Step 1: Assume that for every \(x \in M\), \(\|x\| \leq c\) for some positive number \(c\).: This is the hypothesis that there is a uniform bound on the norms of all elements in the set \(M\).

Step 2: For any \(x, y \in M\), using the triangle inequality we have:

\begin{equation*} \|x - y\| \leq \|x\| + \|y\|. \end{equation*}

This is the triangle inequality applied to the points \(x\) and \(y\) in \(M\).

Step 3: Since \(\|x\| \leq c\) and \(\|y\| \leq c\), it follows that:

\begin{equation*} \|x - y\| \leq c + c = 2c. \end{equation*}

This step uses the bound for the norms of \(x\) and \(y\) to establish a bound for the distance between them.

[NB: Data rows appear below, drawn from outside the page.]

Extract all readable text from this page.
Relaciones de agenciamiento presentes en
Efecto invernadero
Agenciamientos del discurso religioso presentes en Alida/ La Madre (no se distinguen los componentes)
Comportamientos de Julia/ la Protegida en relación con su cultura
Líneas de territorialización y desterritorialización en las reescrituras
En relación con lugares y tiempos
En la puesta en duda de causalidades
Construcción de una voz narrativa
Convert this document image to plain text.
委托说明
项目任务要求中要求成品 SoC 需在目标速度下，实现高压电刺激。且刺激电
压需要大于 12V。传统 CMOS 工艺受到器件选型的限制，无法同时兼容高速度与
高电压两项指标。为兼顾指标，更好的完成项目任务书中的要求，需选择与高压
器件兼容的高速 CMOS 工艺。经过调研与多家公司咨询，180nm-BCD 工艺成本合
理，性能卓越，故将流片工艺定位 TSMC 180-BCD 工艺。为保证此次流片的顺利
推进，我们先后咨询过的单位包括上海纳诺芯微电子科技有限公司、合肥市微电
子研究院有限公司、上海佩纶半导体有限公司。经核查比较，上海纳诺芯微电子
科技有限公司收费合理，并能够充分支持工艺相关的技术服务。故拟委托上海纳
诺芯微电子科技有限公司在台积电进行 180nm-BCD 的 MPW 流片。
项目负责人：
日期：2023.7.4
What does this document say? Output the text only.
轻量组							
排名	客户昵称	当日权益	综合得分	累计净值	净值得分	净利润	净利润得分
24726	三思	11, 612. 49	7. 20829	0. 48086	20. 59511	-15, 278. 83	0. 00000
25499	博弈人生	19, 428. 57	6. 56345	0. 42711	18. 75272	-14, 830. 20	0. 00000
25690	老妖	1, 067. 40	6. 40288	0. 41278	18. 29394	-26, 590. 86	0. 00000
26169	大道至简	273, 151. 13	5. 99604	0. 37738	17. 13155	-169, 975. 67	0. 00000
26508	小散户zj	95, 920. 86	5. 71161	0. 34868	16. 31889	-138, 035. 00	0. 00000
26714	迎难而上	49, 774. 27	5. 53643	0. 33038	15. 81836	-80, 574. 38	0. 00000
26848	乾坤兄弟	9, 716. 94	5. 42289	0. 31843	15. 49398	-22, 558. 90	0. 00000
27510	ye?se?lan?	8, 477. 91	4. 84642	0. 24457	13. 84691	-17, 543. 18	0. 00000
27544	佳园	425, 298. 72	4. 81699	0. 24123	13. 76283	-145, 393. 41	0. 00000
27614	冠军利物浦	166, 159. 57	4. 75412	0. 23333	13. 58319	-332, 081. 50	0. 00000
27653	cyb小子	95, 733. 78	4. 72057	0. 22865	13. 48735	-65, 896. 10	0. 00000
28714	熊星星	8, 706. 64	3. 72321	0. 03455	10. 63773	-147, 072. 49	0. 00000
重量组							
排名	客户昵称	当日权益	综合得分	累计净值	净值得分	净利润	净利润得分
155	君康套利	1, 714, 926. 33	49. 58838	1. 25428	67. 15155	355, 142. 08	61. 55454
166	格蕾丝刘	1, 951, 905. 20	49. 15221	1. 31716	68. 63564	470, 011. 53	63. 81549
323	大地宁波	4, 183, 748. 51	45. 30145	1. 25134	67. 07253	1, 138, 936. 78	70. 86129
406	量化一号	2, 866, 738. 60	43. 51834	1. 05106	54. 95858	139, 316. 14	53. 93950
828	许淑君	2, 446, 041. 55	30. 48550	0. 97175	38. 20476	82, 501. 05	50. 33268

Step 4: This inequality holds for all \(x, y \in M\), so \(\delta(M)\), the supremum of all such distances, is at most \(2c\).: Here we use the definition of \(\delta(M)\) again, which is the supremum of all distances between points in \(M\). Since we've shown that every such distance is bounded by \(2c\), it follows that \(\delta(M) \leq 2c\).
Step 5: Therefore, \(\delta(M) \leq 2c < \infty\), which means \(M\) is bounded.: Since \(2c\) is a finite number, the supremum of the set of distances (the diameter) is also finite, confirming that \(M\) is bounded by definition.

In both directions of the proof, the definition of \(\delta(M)\) as the supremum of distances \(\|x - y\|\) for \(x, y \in M\) is crucial for establishing the boundedness of \(M\).